Scholz auf französisch, Macron auf deutsch
Die deutsch-französischen Beziehungen seien so schlecht wie seit Jahrzehnten nicht mehr, klagte kürzlich Friedrich Merz, Chef der wichtigsten Oppositionspartei CDU. Merz sprach auch von einem "Zerwürfnis" zwischen Scholz und Macron in der Frage der Ukraine-Unterstützung. Bei einer gemeinsamen Konferenz dazu im März waren die Spannungen mit Händen zu greifen.
Scholz und Macron wollen aber zumindest nach außen zeigen, dass sie sich verstehen. In einem kurzen Video versuchen sie das jetzt auch in der Sprache des jeweils anderen. Macron liest auf der Plattform TikTok die Frage eines Bürgers vor, der von ihm wissen will, ob das deutsch-französische Paar noch aktuell sei. Anstelle von Macron antwortet Scholz - auf französisch: "Hallo, liebe Freunde, ich bestätige Euch, es lebe die französisch-deutsche Freundschaft!". Macron dann auf deutsch: "Danke, Olaf, ich stimme Dir sehr zu."

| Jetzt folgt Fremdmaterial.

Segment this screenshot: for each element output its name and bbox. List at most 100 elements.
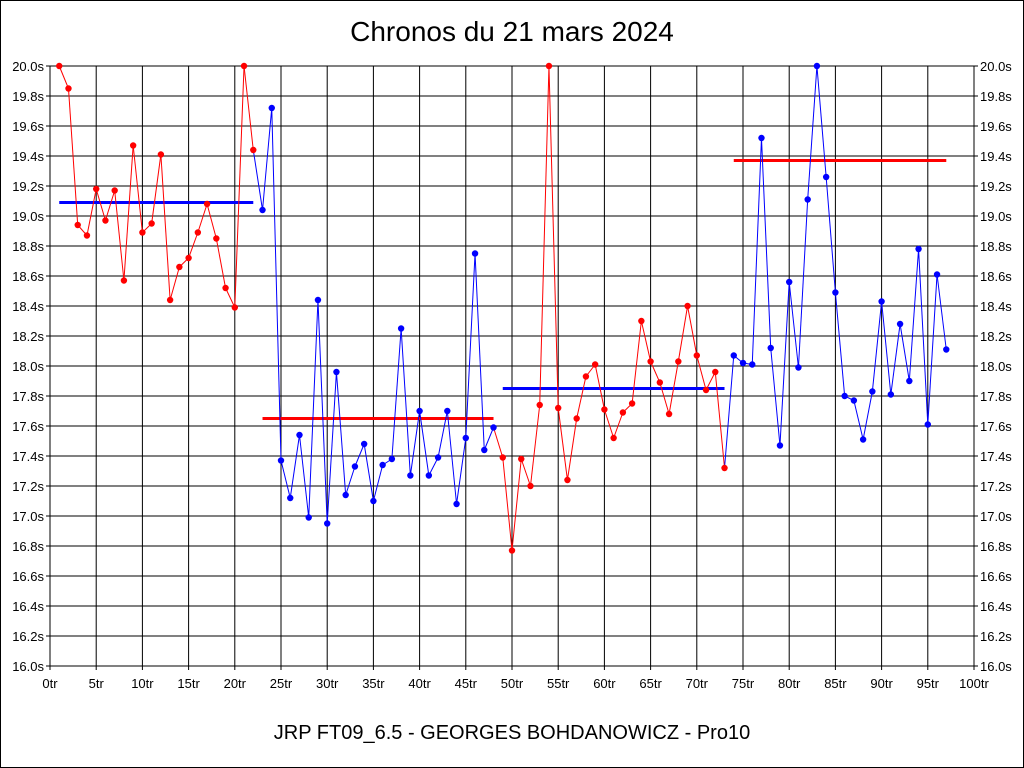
series-segment [502,457,513,551]
x-tick-label: 45tr [455,676,478,691]
x-tick-label: 80tr [778,676,801,691]
series-segment [280,460,291,499]
data-point [65,85,72,92]
data-point [250,146,257,154]
x-tick-label: 85tr [824,676,847,691]
series-segment [687,305,698,356]
data-point [425,472,433,479]
y-tick-label-right: 19.2s [980,179,1012,194]
series-segment [724,355,735,469]
data-point [619,409,627,416]
data-point [601,406,608,413]
y-tick-label-right: 16.0s [980,659,1012,674]
chart-title: Chronos du 21 mars 2024 [350,16,674,47]
data-point [693,352,700,359]
data-point [878,298,885,305]
data-point [776,442,784,449]
series-segment [871,301,883,392]
series-segment [825,176,836,293]
series-segment [779,281,790,446]
y-tick-label-right: 18.4s [980,299,1012,314]
y-tick-label-right: 19.4s [980,149,1012,164]
data-point [324,520,331,527]
data-point [859,436,867,443]
data-point [869,388,876,395]
x-tick-label: 70tr [686,676,709,691]
data-point [166,296,174,304]
series-segment [308,299,319,518]
data-point [656,379,664,386]
x-tick-label: 25tr [270,676,293,691]
data-point [444,407,451,415]
data-point [194,229,202,236]
data-point [259,206,266,214]
series-segment [853,400,864,440]
y-tick-label-left: 16.2s [12,629,44,644]
data-point [730,352,737,359]
data-point [795,364,802,371]
series-segment [594,364,605,410]
data-point [74,221,81,229]
series-segment [566,418,578,481]
data-point [471,250,479,257]
y-tick-label-right: 17.8s [980,389,1012,404]
y-tick-label-right: 18.2s [980,329,1012,344]
data-point [342,491,349,499]
series-segment [225,287,236,308]
series-segment [428,457,439,476]
data-point [333,368,340,376]
data-point [453,500,460,508]
series-segment [437,410,448,458]
y-tick-label-left: 18.8s [12,239,44,254]
data-point [518,455,525,463]
data-point [822,173,830,181]
x-tick-label: 60tr [593,676,616,691]
y-tick-label-left: 18.6s [12,269,44,284]
series-segment [363,443,374,502]
data-point [388,455,396,463]
data-point [379,461,386,469]
data-point [129,142,137,149]
y-tick-label-left: 16.0s [12,659,44,674]
series-segment [640,320,652,362]
data-point [915,245,922,253]
y-tick-label-left: 19.4s [12,149,44,164]
data-point [896,320,904,328]
data-point [813,62,821,70]
series-segment [104,190,116,221]
data-point [102,217,109,224]
data-point [462,434,469,442]
data-point [758,134,765,142]
data-point [786,278,793,286]
series-segment [114,190,125,281]
data-point [850,397,858,404]
series-segment [234,65,245,308]
data-point [93,185,100,193]
series-segment [317,299,328,524]
y-tick-label-right: 16.6s [980,569,1012,584]
series-segment [714,371,726,469]
y-tick-label-left: 17.6s [12,419,44,434]
data-point [712,368,719,376]
y-tick-label-right: 19.6s [980,119,1012,134]
series-segment [345,466,356,496]
series-segment [95,188,106,221]
data-point [610,434,617,442]
data-point [924,421,931,428]
y-tick-label-right: 17.6s [980,419,1012,434]
data-point [638,317,645,325]
data-point [240,62,248,70]
series-segment [493,427,504,458]
series-segment [298,434,310,518]
series-segment [807,65,818,200]
series-segment [400,328,411,476]
series-segment [289,434,300,499]
series-segment [132,145,143,233]
x-tick-label: 15tr [177,676,200,691]
data-point [841,392,848,400]
x-tick-label: 5tr [89,676,105,691]
y-tick-label-left: 17.8s [12,389,44,404]
series-segment [557,407,568,481]
plot-border [49,65,975,667]
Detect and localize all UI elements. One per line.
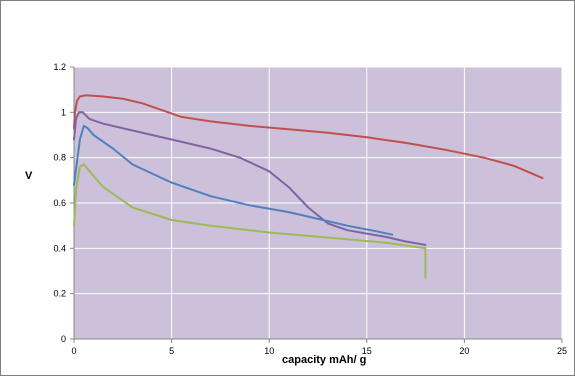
- x-tick-label: 0: [71, 346, 76, 356]
- x-tick-label: 20: [459, 346, 469, 356]
- y-axis-title: V: [25, 170, 33, 182]
- series-line: [73, 124, 394, 236]
- y-tick-label: 0.2: [53, 289, 66, 299]
- y-tick-label: 0: [61, 334, 66, 344]
- x-axis-title: capacity mAh/ g: [282, 354, 366, 366]
- y-tick-label: 0.8: [53, 153, 66, 163]
- series-line: [73, 111, 427, 246]
- y-tick-label: 0.4: [53, 243, 66, 253]
- series-line: [73, 94, 544, 180]
- y-tick-label: 1: [61, 107, 66, 117]
- x-tick-label: 25: [557, 346, 567, 356]
- x-tick-label: 10: [264, 346, 274, 356]
- y-tick-label: 0.6: [53, 198, 66, 208]
- tick-labels: 0 0.2 0.4 0.6 0.8 1 1.2 0 5 10 15 20 25: [53, 62, 567, 356]
- x-tick-label: 5: [169, 346, 174, 356]
- series-lines: [73, 94, 544, 279]
- series-line: [73, 163, 427, 279]
- y-tick-label: 1.2: [53, 62, 66, 72]
- x-tick-label: 15: [362, 346, 372, 356]
- gridlines: [74, 66, 563, 339]
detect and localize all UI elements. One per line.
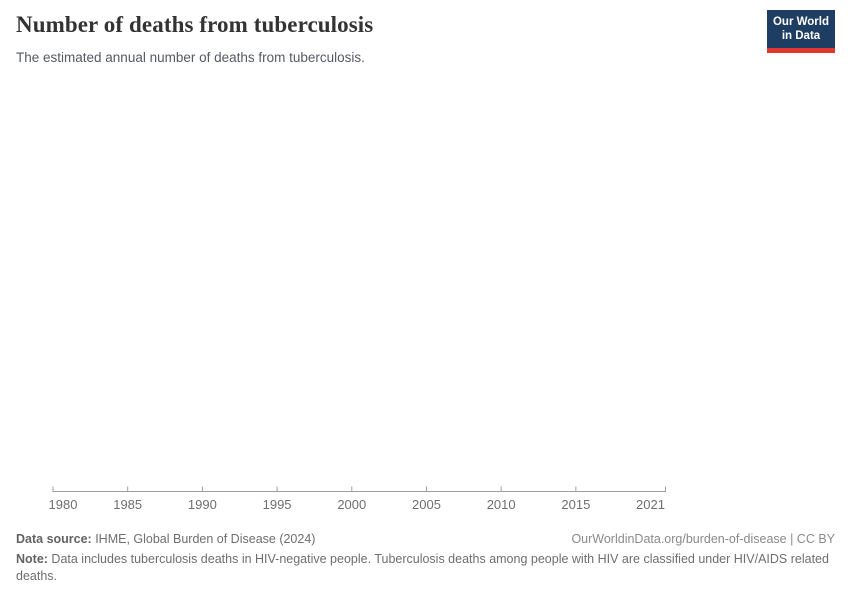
x-tick-label: 2010: [487, 497, 516, 512]
x-tick-label: 2021: [636, 497, 665, 512]
page-title: Number of deaths from tuberculosis: [16, 12, 374, 37]
owid-logo: Our World in Data: [767, 10, 835, 53]
x-axis: 1980 1985 1990 1995 2000 2005 2010 2015 2021: [49, 486, 666, 512]
x-tick-label: 1980: [49, 497, 78, 512]
data-source-text: IHME, Global Burden of Disease (2024): [91, 532, 316, 546]
data-source: Data source: IHME, Global Burden of Dise…: [16, 531, 315, 547]
chart-footer: Data source: IHME, Global Burden of Dise…: [16, 531, 835, 584]
x-tick-label: 2015: [561, 497, 590, 512]
data-source-label: Data source:: [16, 532, 92, 546]
owid-url-link[interactable]: OurWorldinData.org/burden-of-disease | C…: [571, 532, 835, 546]
x-tick-label: 1985: [113, 497, 142, 512]
owid-logo-line2: in Data: [781, 30, 821, 43]
chart-note: Note: Data includes tuberculosis deaths …: [16, 551, 835, 584]
chart-subtitle: The estimated annual number of deaths fr…: [16, 50, 365, 65]
x-tick-label: 2000: [337, 497, 366, 512]
x-tick-label: 1995: [263, 497, 292, 512]
line-chart: 01,0002,0003,0004,0005,0006,0007,0008,00…: [49, 486, 666, 512]
x-tick-label: 1990: [188, 497, 217, 512]
note-text: Data includes tuberculosis deaths in HIV…: [16, 552, 829, 583]
owid-logo-line1: Our World: [772, 16, 829, 28]
note-label: Note:: [16, 552, 48, 567]
x-tick-label: 2005: [412, 497, 441, 512]
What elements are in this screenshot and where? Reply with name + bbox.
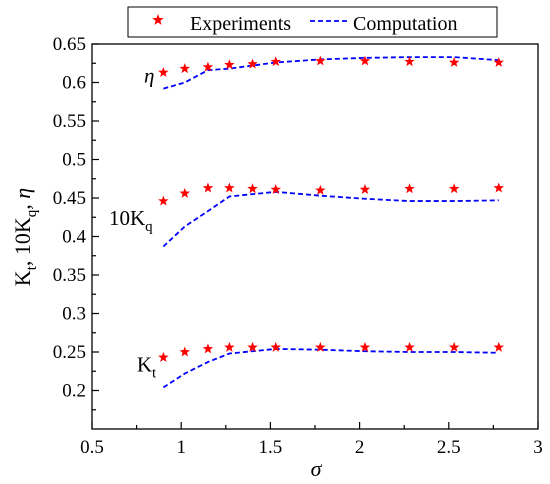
computation-line-Kt [162, 348, 499, 389]
experiment-point-η [224, 59, 235, 70]
experiment-point-η [493, 56, 504, 67]
legend-star-icon [152, 14, 164, 25]
experiment-point-η [359, 55, 371, 66]
experiment-point-η [270, 56, 281, 67]
experiment-point-Kt [359, 341, 371, 352]
experiment-point-Kt [158, 351, 169, 362]
x-tick-label: 3 [533, 437, 543, 458]
legend-label-computation: Computation [353, 13, 457, 35]
experiment-point-Kt [404, 341, 415, 352]
legend-label-experiments: Experiments [190, 13, 291, 35]
annotation-layer: η 10Kq Kt [109, 64, 157, 382]
experiment-point-Kt [270, 341, 281, 352]
experiment-point-Kt [202, 343, 214, 354]
experiment-point-10Kq [404, 183, 415, 194]
computation-line-η [163, 56, 499, 90]
experiment-point-Kt [315, 341, 326, 352]
y-tick-label: 0.3 [62, 304, 86, 325]
experiment-point-η [247, 58, 258, 69]
experiment-point-Kt [247, 341, 258, 352]
y-axis-label: Kt, 10Kq, η [10, 188, 40, 286]
y-tick-label: 0.25 [53, 342, 86, 363]
experiment-point-η [448, 56, 460, 67]
experiment-point-10Kq [315, 184, 326, 195]
experiment-point-Kt [448, 341, 460, 352]
x-tick-label: 1.5 [259, 437, 283, 458]
y-axis-label-sub2: q [24, 209, 40, 217]
x-axis-label: σ [311, 456, 323, 481]
experiment-point-Kt [493, 341, 504, 352]
y-tick-label: 0.65 [53, 34, 86, 55]
y-axis-label-mid: , 10K [10, 217, 35, 266]
ticks-layer: 0.5 1 1.5 2 2.5 3 0.2 0.25 0.3 0.35 0.4 0.45 0.5 0.55… [53, 34, 543, 458]
x-tick-label: 1 [176, 437, 186, 458]
y-axis-label-tail: , η [10, 188, 35, 210]
y-axis-label-sub1: t [24, 265, 40, 270]
y-tick-label: 0.55 [53, 111, 86, 132]
y-tick-label: 0.5 [62, 150, 86, 171]
experiment-point-Kt [179, 346, 190, 357]
experiment-point-10Kq [179, 187, 190, 198]
x-tick-label: 0.5 [80, 437, 104, 458]
experiment-point-10Kq [247, 183, 258, 194]
y-tick-label: 0.6 [62, 73, 86, 94]
x-tick-label: 2.5 [437, 437, 461, 458]
y-tick-label: 0.4 [62, 227, 86, 248]
y-tick-label: 0.2 [62, 381, 86, 402]
experiment-point-η [179, 63, 190, 74]
plot-frame [91, 43, 539, 430]
experiment-point-η [404, 56, 415, 67]
y-tick-label: 0.35 [53, 265, 86, 286]
experiment-point-η [315, 55, 326, 66]
series-layer [158, 55, 504, 389]
annotation-label: η [144, 64, 154, 88]
legend-box [127, 6, 498, 38]
experiment-point-Kt [224, 341, 235, 352]
annotation-label: Kt [137, 352, 157, 381]
computation-line-10Kq [162, 190, 499, 248]
experiment-point-10Kq [493, 182, 504, 193]
experiment-point-10Kq [158, 195, 169, 206]
experiment-point-η [158, 66, 169, 77]
experiment-point-10Kq [448, 183, 460, 194]
legend: Experiments Computation [127, 6, 498, 38]
experiment-point-10Kq [359, 184, 371, 194]
experiment-point-η [202, 61, 214, 72]
experiment-point-10Kq [270, 184, 281, 194]
experiment-point-10Kq [224, 182, 235, 193]
y-tick-label: 0.45 [53, 188, 86, 209]
annotation-label: 10Kq [109, 206, 153, 235]
x-tick-label: 2 [355, 437, 365, 458]
y-axis-label-base: K [10, 270, 35, 286]
experiment-point-10Kq [202, 182, 214, 193]
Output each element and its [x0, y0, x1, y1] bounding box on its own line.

Reger Jugendaustausch zwischen Frankreich und Deutschland
Aber wie steht es um die deutsch-französische Freundschaft zwischen den Bürgern beider Länder, jenseits von Urlaubsreisen und Rotwein? Marc Ringel nennt eine Studie von Infratest vom März. "Die zeigt, dass die Zustimmung der Deutschen zu Frankreich als Partnerland ungebrochen hoch ist. Über 80 Prozent der Deutschen sagen, Frankreich ist ein verlässlicher Partner, weitaus mehr Zustimmung als zu allen anderen unserer Partner. Das gleiche haben wir gespiegelt in Frankreich."
Allerdings geht das Erlernen der Sprache des Nachbarn auf beiden Seiten des Rheins zurück. Der frühere französische Staatspräsident Valéry Giscard d'Estaing soll einmal resigniert gesagt haben: "On s'arrange avec l'anglais." (Man behilft sich mit Englisch.)
Englisch als lingua franca ist das eine, meint Ringel. Aber das abnehmende Sprachenlernen könne auch für eine Normalisierung der Beziehungen stehen: "Man schätzt sich gegenseitig, aber das Gegenüber ist so normal geworden, dass man sich vielleicht ein Stück weit weniger bemüht."
Gerade um den Jugendaustausch macht sich der Direktor des Deutsch-Französischen Instituts jedenfalls keine Sorgen: "Es ist ja nicht nur der Schulaustausch. Es gibt auch die Möglichkeit, Praktika zu machen, zum Beispiel beim französischen Freiwilligendienst. Es gibt eine ganze Menge Möglichkeiten, diesen Austausch zu machen, und das wird sehr rege genutzt."